Ma nella partita ginevrina di Putin c’è anche tanto altro. Trattare alla pari con un Biden nuovo leader dell’Occidente significa, in fondo, riaprire la strada al dialogo con l’Europa ovvero con la parte dell’Occidente più preziosa per Mosca in termini di commerci, rapporti culturali e industriali. Un rapporto senza il quale la Russia si ritroverebbe segregata in un’Oriente per lei storicamente troppo stretto. Rischiando tra l’altro di soffocare tra le braccia di una Cina a cui è ben felice di vendere petrolio e gas, ma di cui storicamente diffida. Molto meglio da questo punto di vista restare il magazzino energetico di un’Europa capace di garantirgli tecnologie ben più sofisticate di quelle cinesi. Senza il rischio, non indifferente, di ritrovarsi ricattato o scaricato. Dunque molto meglio tornare a confrontarsi con il vecchio ma conosciuto diavolo americano. Un nemico con cui, dopo l’incomunicabilità ostile dell’era Obama seguita da quella imprevedibile del quadriennio Trump si può tornare a discutere sulla base delle antiche logiche da guerra fredda. Logiche familiari sia a un ex agente del Kgb come Vladimir, sia a un veterano della politica come il Joe entrato al Senato in quel lontano 1973 quando Kissinger e Nixon discutevano di «distensione» con la mummia Breznev. Non è un caso che il risultato più evidente del summit sia il ritorno alle proprie sedi degli ambasciatori di Mosca e Washington richiamati in patria lo scorso aprile quando un incrocio di sanzioni e accuse personali creò un gelo senza precedenti. Le ambasciate di Mosca e Washington erano gli avamposti del dialogo nella quarantennio dello scontro bipolare. Tornano a esserlo trent’anni dopo la caduta del Muro mentre Russia e Stati Uniti navigano a vista nel caos del mondo multipolare. E non è un caso che gli argomenti più citati da Putin nella conferenza stampa siano il nucleare, la guerra cibernetica, lo scambio di prigionieri. Argomenti su cui è scontato scontrarsi, ma su cui è indispensabile ripristinare le antiche regole del confronto. Proprio come facevano prima di Joe e Vladimir i vari Nixon e Breznev.

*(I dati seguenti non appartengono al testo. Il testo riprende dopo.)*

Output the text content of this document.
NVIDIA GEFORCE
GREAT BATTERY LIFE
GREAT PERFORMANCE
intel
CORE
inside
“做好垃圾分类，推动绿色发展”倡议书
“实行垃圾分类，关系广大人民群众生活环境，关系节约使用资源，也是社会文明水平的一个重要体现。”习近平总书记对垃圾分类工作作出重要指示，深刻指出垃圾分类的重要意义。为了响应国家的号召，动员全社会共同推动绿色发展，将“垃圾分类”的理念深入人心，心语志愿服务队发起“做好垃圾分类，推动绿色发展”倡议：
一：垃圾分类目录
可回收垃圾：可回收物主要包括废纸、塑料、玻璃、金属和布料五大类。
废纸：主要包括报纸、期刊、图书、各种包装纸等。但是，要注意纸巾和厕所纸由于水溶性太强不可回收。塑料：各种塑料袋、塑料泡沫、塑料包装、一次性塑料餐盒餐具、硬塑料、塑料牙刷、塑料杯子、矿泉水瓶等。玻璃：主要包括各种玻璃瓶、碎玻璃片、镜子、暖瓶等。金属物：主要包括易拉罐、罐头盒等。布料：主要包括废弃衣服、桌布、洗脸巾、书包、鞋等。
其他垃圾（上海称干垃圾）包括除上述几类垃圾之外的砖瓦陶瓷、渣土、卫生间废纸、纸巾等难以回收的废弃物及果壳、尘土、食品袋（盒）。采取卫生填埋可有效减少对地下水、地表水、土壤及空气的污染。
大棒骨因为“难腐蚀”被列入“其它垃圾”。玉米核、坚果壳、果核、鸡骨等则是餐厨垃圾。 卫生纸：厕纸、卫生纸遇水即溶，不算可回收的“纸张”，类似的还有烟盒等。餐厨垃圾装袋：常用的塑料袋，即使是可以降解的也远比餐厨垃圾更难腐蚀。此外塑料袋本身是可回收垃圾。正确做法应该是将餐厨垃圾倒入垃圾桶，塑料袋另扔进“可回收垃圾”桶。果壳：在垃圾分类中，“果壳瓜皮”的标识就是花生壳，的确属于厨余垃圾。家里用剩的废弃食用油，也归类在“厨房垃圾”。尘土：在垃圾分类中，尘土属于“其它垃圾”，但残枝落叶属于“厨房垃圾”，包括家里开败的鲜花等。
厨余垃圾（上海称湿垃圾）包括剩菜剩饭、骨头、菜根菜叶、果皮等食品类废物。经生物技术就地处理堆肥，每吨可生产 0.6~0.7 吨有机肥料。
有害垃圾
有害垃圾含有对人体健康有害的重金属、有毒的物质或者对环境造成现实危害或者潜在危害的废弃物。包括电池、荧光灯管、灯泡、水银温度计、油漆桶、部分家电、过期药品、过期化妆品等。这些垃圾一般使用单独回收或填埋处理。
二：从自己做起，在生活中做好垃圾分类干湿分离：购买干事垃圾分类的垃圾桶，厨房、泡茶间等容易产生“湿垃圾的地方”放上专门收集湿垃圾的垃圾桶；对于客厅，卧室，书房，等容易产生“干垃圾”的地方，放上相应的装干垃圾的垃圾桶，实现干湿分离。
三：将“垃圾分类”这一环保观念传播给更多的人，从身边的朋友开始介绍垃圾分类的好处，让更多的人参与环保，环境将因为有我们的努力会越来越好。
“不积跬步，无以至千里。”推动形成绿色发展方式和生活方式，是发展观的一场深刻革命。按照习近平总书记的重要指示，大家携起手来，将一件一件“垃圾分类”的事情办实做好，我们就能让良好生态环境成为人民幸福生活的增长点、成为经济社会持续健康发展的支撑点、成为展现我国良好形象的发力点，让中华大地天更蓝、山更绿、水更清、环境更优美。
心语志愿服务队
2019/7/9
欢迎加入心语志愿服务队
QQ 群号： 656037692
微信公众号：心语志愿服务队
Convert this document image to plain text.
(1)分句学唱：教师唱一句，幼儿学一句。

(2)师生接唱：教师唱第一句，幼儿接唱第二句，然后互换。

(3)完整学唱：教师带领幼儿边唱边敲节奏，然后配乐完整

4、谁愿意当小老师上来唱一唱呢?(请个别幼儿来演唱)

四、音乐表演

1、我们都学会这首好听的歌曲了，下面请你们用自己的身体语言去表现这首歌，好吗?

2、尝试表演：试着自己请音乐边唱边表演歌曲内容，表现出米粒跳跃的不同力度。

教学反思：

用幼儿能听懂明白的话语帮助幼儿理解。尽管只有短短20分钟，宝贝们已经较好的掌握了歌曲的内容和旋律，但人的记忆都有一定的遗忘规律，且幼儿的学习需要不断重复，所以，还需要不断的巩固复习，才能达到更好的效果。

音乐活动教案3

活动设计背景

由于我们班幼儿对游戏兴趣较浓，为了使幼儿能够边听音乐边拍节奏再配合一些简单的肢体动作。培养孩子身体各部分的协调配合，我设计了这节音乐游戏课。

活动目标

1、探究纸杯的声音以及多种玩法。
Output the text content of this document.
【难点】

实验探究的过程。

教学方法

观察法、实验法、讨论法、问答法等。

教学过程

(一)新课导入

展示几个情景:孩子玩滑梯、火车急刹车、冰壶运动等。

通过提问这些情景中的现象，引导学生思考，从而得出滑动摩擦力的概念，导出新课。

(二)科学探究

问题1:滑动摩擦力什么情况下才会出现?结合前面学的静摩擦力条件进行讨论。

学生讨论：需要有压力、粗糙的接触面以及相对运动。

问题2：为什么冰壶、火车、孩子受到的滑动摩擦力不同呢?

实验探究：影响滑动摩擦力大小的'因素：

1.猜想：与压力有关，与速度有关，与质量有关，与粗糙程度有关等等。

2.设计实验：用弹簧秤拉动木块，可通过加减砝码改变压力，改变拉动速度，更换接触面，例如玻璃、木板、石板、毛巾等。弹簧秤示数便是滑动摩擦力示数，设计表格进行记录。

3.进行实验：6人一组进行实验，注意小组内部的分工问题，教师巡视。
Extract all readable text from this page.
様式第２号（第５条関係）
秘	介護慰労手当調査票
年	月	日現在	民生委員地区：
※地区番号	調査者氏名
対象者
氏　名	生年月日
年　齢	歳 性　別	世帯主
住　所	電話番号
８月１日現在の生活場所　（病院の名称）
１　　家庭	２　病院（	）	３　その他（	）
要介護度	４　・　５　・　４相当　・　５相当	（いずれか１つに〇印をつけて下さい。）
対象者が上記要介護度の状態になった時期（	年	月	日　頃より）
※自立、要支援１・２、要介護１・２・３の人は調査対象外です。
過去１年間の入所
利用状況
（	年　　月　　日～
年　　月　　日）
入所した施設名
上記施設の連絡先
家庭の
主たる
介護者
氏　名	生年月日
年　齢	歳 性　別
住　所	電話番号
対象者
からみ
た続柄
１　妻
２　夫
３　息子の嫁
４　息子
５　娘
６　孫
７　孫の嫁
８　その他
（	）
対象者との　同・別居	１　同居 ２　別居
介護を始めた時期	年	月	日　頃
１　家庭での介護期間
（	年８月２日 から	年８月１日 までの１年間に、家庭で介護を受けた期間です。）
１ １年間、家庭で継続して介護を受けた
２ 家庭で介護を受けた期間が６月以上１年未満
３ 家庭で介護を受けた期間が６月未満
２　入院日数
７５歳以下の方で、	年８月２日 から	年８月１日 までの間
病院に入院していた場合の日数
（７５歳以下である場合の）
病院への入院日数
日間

Questioni e regole che richiedono – dopo l’accordo di massima raggiunta dai due capi nella vecchia Svizzera – lunghe e minuziose intese diplomatiche per ristabilire quei canali di comunicazione indispensabili perché lo scontro non sconfini mai nell’escalation militare. Un modo come un altro per continuare a scontrarsi e capirsi senza farsi troppo male. Come due buoni e vecchi nemici.